Traditional document-based identity verification is rapidly losing the battle against AI-powered fraud. Solutions built on document capture and liveness checks, the backbone of most onboarding and authentication systems deployed over the past decade, were never engineered for the digital environment.
According to Hopae, advanced physical security features such as ultraviolet and infrared controls simply cannot be replicated online, leaving businesses exposed to a new generation of attacks including synthetic identities and increasingly convincing deepfakes.
Liveness detection was introduced as a patch, but AI has advanced to the point where even sophisticated deepfakes can bypass these checks with ease through presentation and injection attacks. The result is a surge in fraud across virtually every sector.
The question now is not whether document-based verification is sufficient, it clearly is not, but what should replace it. The answer lies in digital-native identity solutions: systems built from the ground up to operate securely in an online environment, with security features specifically designed to address the risks that the digital world presents.
However, not all digital-native identities offer the same level of protection.

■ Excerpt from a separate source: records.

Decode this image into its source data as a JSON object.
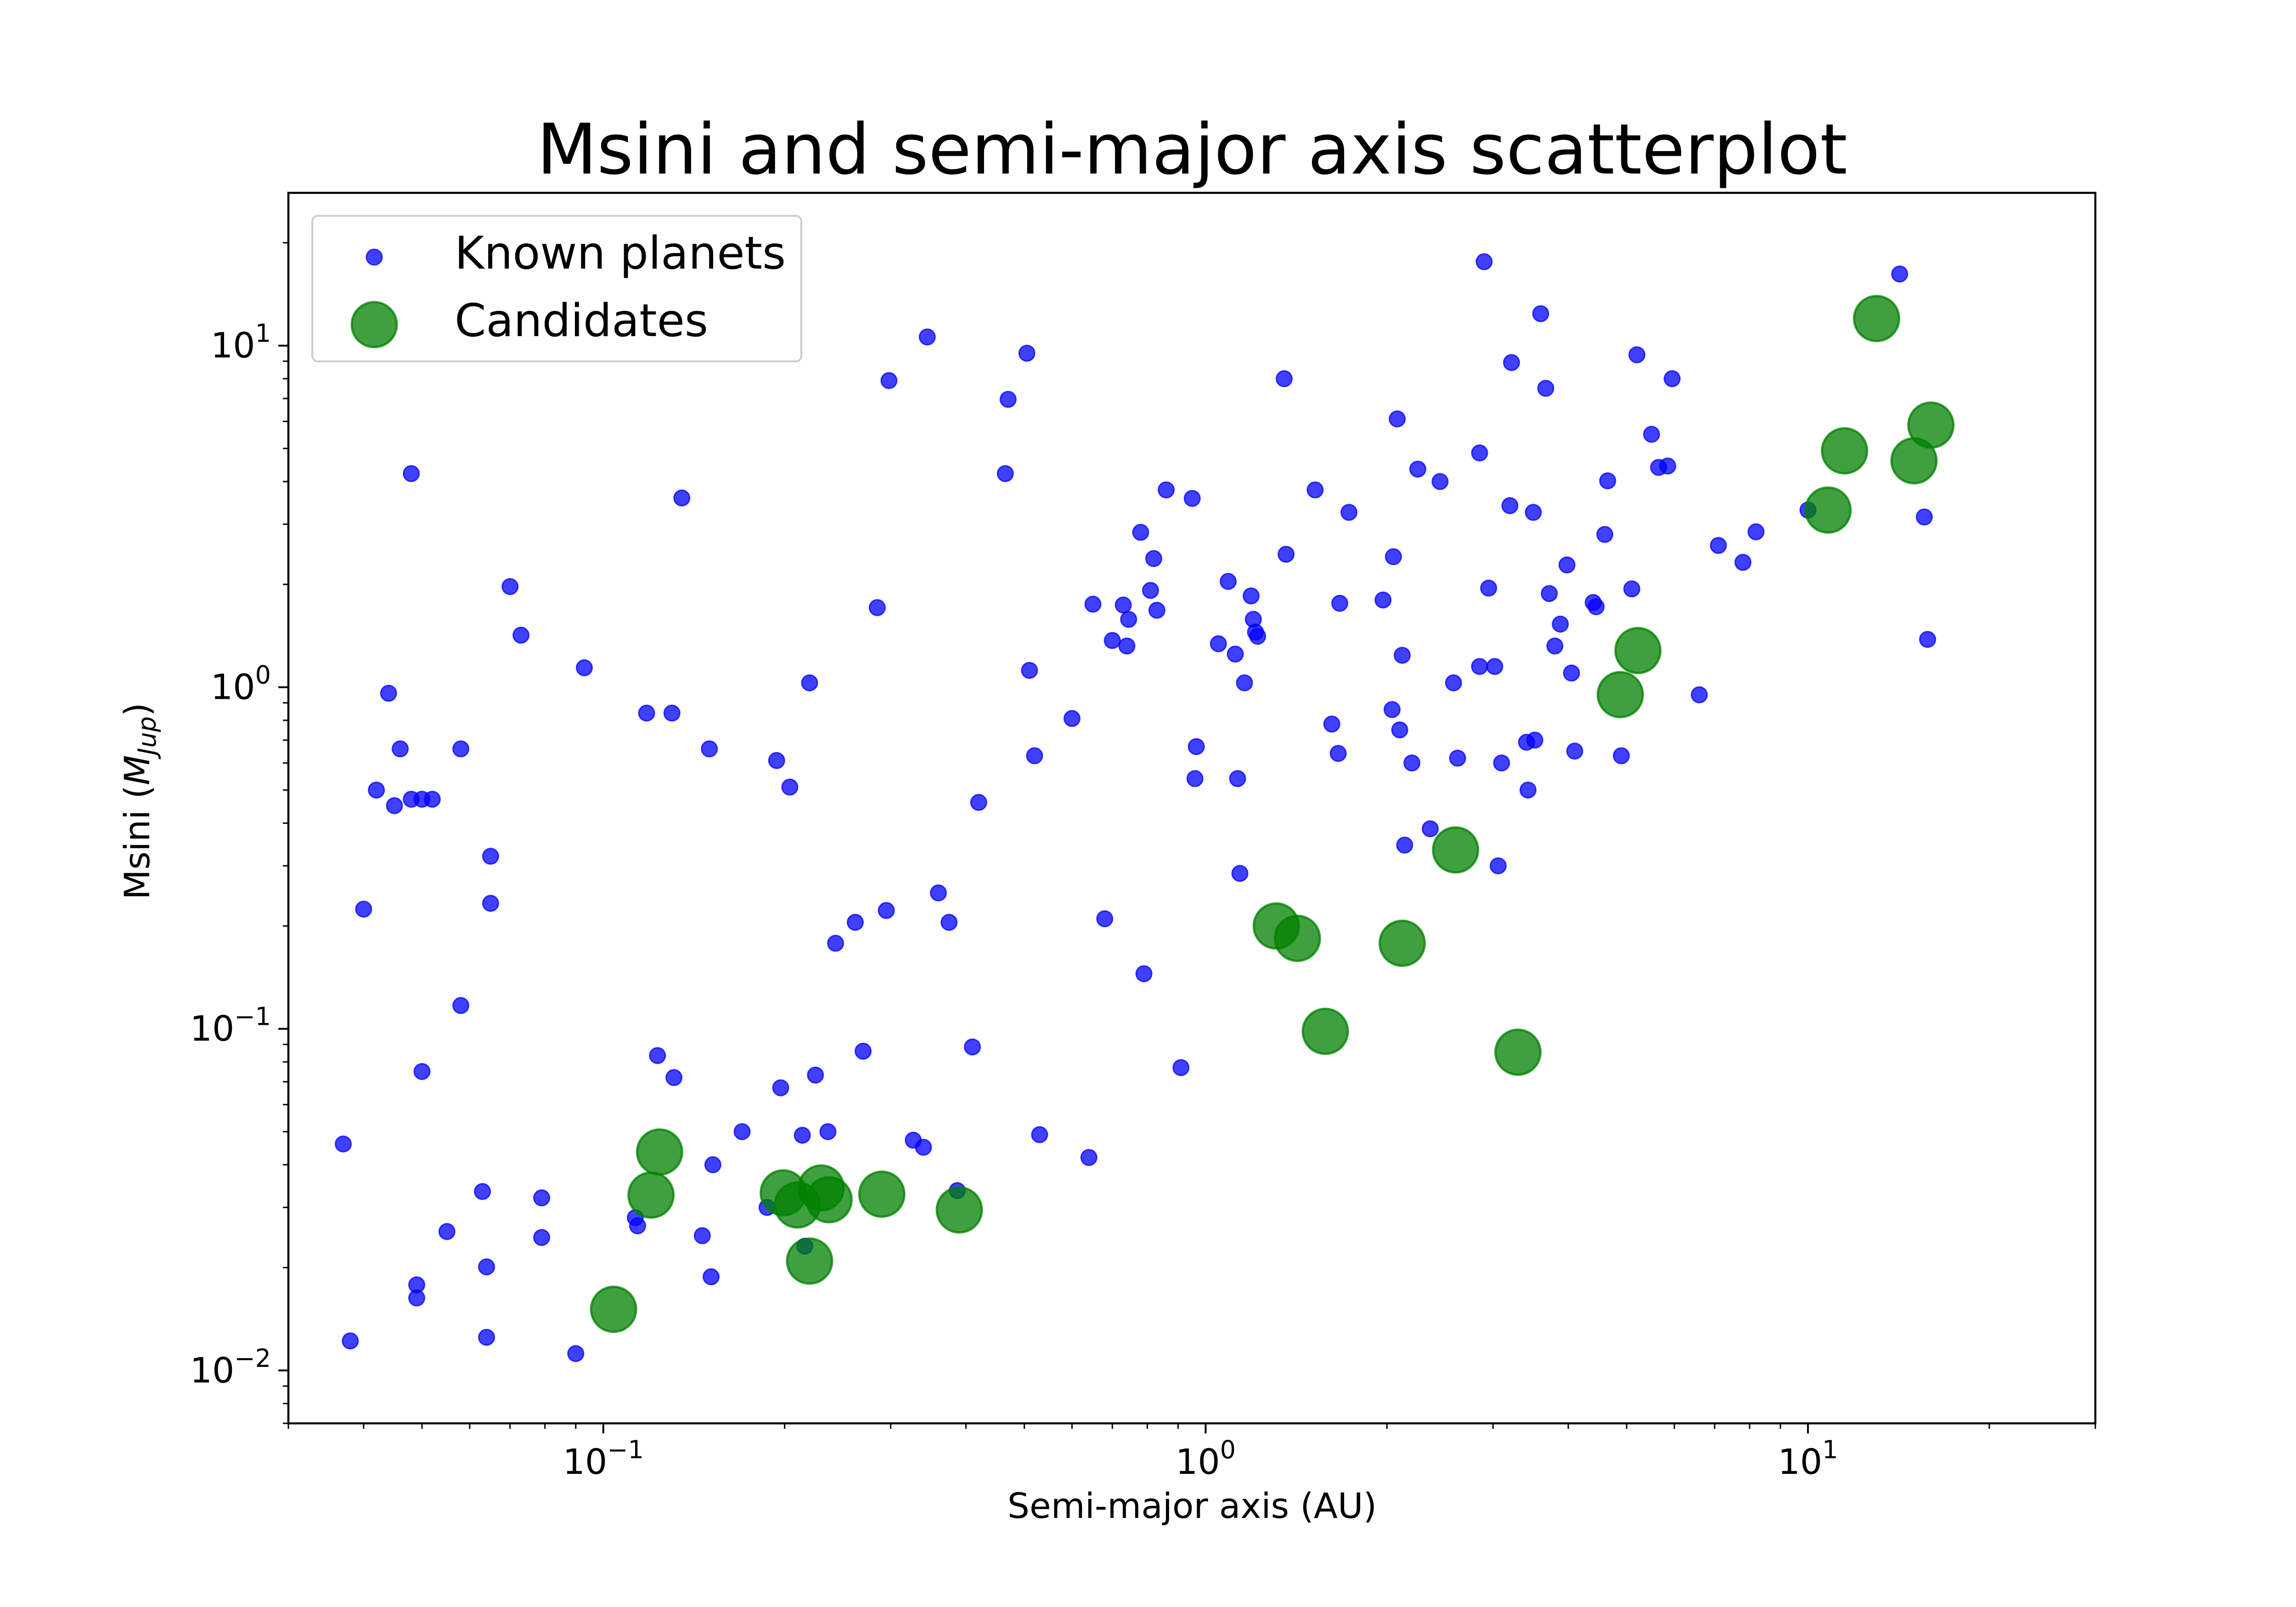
{
  "chart_data": {
    "type": "scatter",
    "title": "Msini and semi-major axis scatterplot",
    "xlabel": "Semi-major axis (AU)",
    "ylabel_prefix": "Msini (",
    "ylabel_math": "M",
    "ylabel_sub": "Jup",
    "ylabel_suffix": ")",
    "xscale": "log",
    "yscale": "log",
    "xlim": [
      0.03,
      30
    ],
    "ylim": [
      0.007,
      28
    ],
    "grid": false,
    "legend_position": "top-left",
    "x_ticks": [
      {
        "value": 0.1,
        "base": "10",
        "exp": "−1"
      },
      {
        "value": 1,
        "base": "10",
        "exp": "0"
      },
      {
        "value": 10,
        "base": "10",
        "exp": "1"
      }
    ],
    "y_ticks": [
      {
        "value": 0.01,
        "base": "10",
        "exp": "−2"
      },
      {
        "value": 0.1,
        "base": "10",
        "exp": "−1"
      },
      {
        "value": 1,
        "base": "10",
        "exp": "0"
      },
      {
        "value": 10,
        "base": "10",
        "exp": "1"
      }
    ],
    "series": [
      {
        "name": "Known planets",
        "color": "#0000ff",
        "marker_size": "small",
        "x": [
          0.037,
          0.038,
          0.04,
          0.042,
          0.044,
          0.045,
          0.046,
          0.048,
          0.048,
          0.049,
          0.049,
          0.05,
          0.05,
          0.052,
          0.055,
          0.058,
          0.058,
          0.063,
          0.064,
          0.064,
          0.065,
          0.065,
          0.07,
          0.073,
          0.079,
          0.079,
          0.09,
          0.093,
          0.113,
          0.114,
          0.118,
          0.123,
          0.13,
          0.131,
          0.135,
          0.146,
          0.15,
          0.151,
          0.152,
          0.17,
          0.187,
          0.194,
          0.197,
          0.204,
          0.214,
          0.216,
          0.22,
          0.225,
          0.236,
          0.243,
          0.262,
          0.27,
          0.285,
          0.295,
          0.298,
          0.327,
          0.34,
          0.345,
          0.36,
          0.375,
          0.387,
          0.41,
          0.42,
          0.465,
          0.47,
          0.505,
          0.51,
          0.52,
          0.53,
          0.6,
          0.64,
          0.65,
          0.68,
          0.7,
          0.73,
          0.74,
          0.745,
          0.78,
          0.79,
          0.81,
          0.82,
          0.83,
          0.86,
          0.91,
          0.95,
          0.96,
          0.965,
          1.05,
          1.09,
          1.12,
          1.13,
          1.14,
          1.16,
          1.19,
          1.2,
          1.21,
          1.22,
          1.35,
          1.36,
          1.52,
          1.62,
          1.66,
          1.67,
          1.73,
          1.97,
          2.04,
          2.05,
          2.08,
          2.1,
          2.12,
          2.14,
          2.2,
          2.25,
          2.36,
          2.45,
          2.58,
          2.62,
          2.85,
          2.85,
          2.9,
          2.95,
          3.02,
          3.06,
          3.1,
          3.2,
          3.22,
          3.41,
          3.43,
          3.5,
          3.52,
          3.6,
          3.67,
          3.72,
          3.8,
          3.88,
          3.98,
          4.05,
          4.1,
          4.4,
          4.45,
          4.6,
          4.65,
          4.9,
          5.1,
          5.2,
          5.5,
          5.65,
          5.85,
          5.95,
          6.6,
          7.1,
          7.8,
          8.2,
          10.0,
          14.2,
          15.6,
          15.8
        ],
        "y": [
          0.046,
          0.0122,
          0.224,
          0.5,
          0.96,
          0.45,
          0.66,
          4.22,
          0.47,
          0.0178,
          0.0163,
          0.075,
          0.47,
          0.47,
          0.0255,
          0.66,
          0.117,
          0.0334,
          0.0201,
          0.0125,
          0.233,
          0.32,
          1.97,
          1.42,
          0.032,
          0.0245,
          0.0112,
          1.14,
          0.028,
          0.0265,
          0.84,
          0.0835,
          0.84,
          0.072,
          3.58,
          0.0248,
          0.66,
          0.0188,
          0.04,
          0.05,
          0.03,
          0.61,
          0.0672,
          0.51,
          0.0488,
          0.0231,
          1.03,
          0.0732,
          0.05,
          0.178,
          0.205,
          0.086,
          1.71,
          0.222,
          7.9,
          0.0472,
          0.045,
          10.6,
          0.25,
          0.205,
          0.0336,
          0.0885,
          0.46,
          4.22,
          6.96,
          9.5,
          1.12,
          0.63,
          0.049,
          0.81,
          0.042,
          1.75,
          0.21,
          1.37,
          1.74,
          1.32,
          1.58,
          2.84,
          0.145,
          1.92,
          2.38,
          1.68,
          3.78,
          0.077,
          3.57,
          0.54,
          0.67,
          1.34,
          2.04,
          1.25,
          0.54,
          0.285,
          1.03,
          1.85,
          1.58,
          1.45,
          1.41,
          8.0,
          2.45,
          3.78,
          0.78,
          0.64,
          1.76,
          3.25,
          1.8,
          0.86,
          2.41,
          6.1,
          0.75,
          1.24,
          0.345,
          0.6,
          4.35,
          0.385,
          4.0,
          1.03,
          0.62,
          4.85,
          1.15,
          17.6,
          1.95,
          1.15,
          0.3,
          0.6,
          3.4,
          8.92,
          0.69,
          0.5,
          3.25,
          0.7,
          12.4,
          7.5,
          1.88,
          1.32,
          1.53,
          2.28,
          1.1,
          0.65,
          1.77,
          1.72,
          2.8,
          4.02,
          0.63,
          1.94,
          9.4,
          5.5,
          4.4,
          4.44,
          8.0,
          0.95,
          2.6,
          2.32,
          2.85,
          3.3,
          16.2,
          3.15,
          1.38
        ]
      },
      {
        "name": "Candidates",
        "color": "#008000",
        "marker_size": "large",
        "x": [
          0.104,
          0.12,
          0.124,
          0.199,
          0.21,
          0.22,
          0.23,
          0.237,
          0.29,
          0.39,
          1.31,
          1.42,
          1.58,
          2.12,
          2.6,
          3.3,
          4.88,
          5.22,
          10.8,
          11.5,
          13.0,
          15.0,
          16.0
        ],
        "y": [
          0.0151,
          0.0326,
          0.0436,
          0.0331,
          0.0305,
          0.0209,
          0.0342,
          0.0316,
          0.0328,
          0.0295,
          0.2,
          0.184,
          0.0983,
          0.178,
          0.334,
          0.0854,
          0.951,
          1.28,
          3.3,
          4.92,
          12.0,
          4.6,
          5.85
        ]
      }
    ]
  }
}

The eIDAS 1.0 and 2.0 regulations provide a useful framework here, distinguishing between levels of assurance (LOA) that determine how well a solution can resist modern attacks. Only solutions rated at Substantial or High LOA provide meaningful resilience. For the most severe threat scenarios, only the High LOA can be relied upon.
The distinction comes down to two critical factors: enrolment quality and the strength of the authentication method. During enrolment, the process by which a digital identity is first created, solutions that have not been assessed and certified by a recognised Certification Assessment Body tend to be fundamentally weak. A simple document capture combined with liveness detection is, by current standards, easily compromised.
A Substantial LOA requires video capture of a document, a certified liveness session, and human review. High LOA may require a one-time visit to an official body such as a city hall, where biometric data held on a national ID card, such as a fingerprint, is used to activate the service.
Authentication is the second pillar. Consumer-facing biometric systems, such as Apple Face ID and Google’s equivalent, are not designed to meet the security bar that financial services and regulated industries require. Robust digital-native solutions instead embed strong customer authentication mechanisms that have undergone rigorous independent security evaluations. In France, for example, the CSPN certification is the recognised benchmark for this kind of assurance.
For businesses dealing with account takeover risks in password reset flows, or handling customer onboarding under increasingly stringent regulation, the direction of travel is clear. A Substantial LOA should be treated as the floor, with High LOA the preferred standard wherever possible.
This is not merely best practice; it is increasingly a regulatory expectation. The updated Anti-Money Laundering Regulation (AML-R), in its July 2027 version, explicitly aligns with this position, signalling that the industry’s transition away from legacy document verification is no longer optional.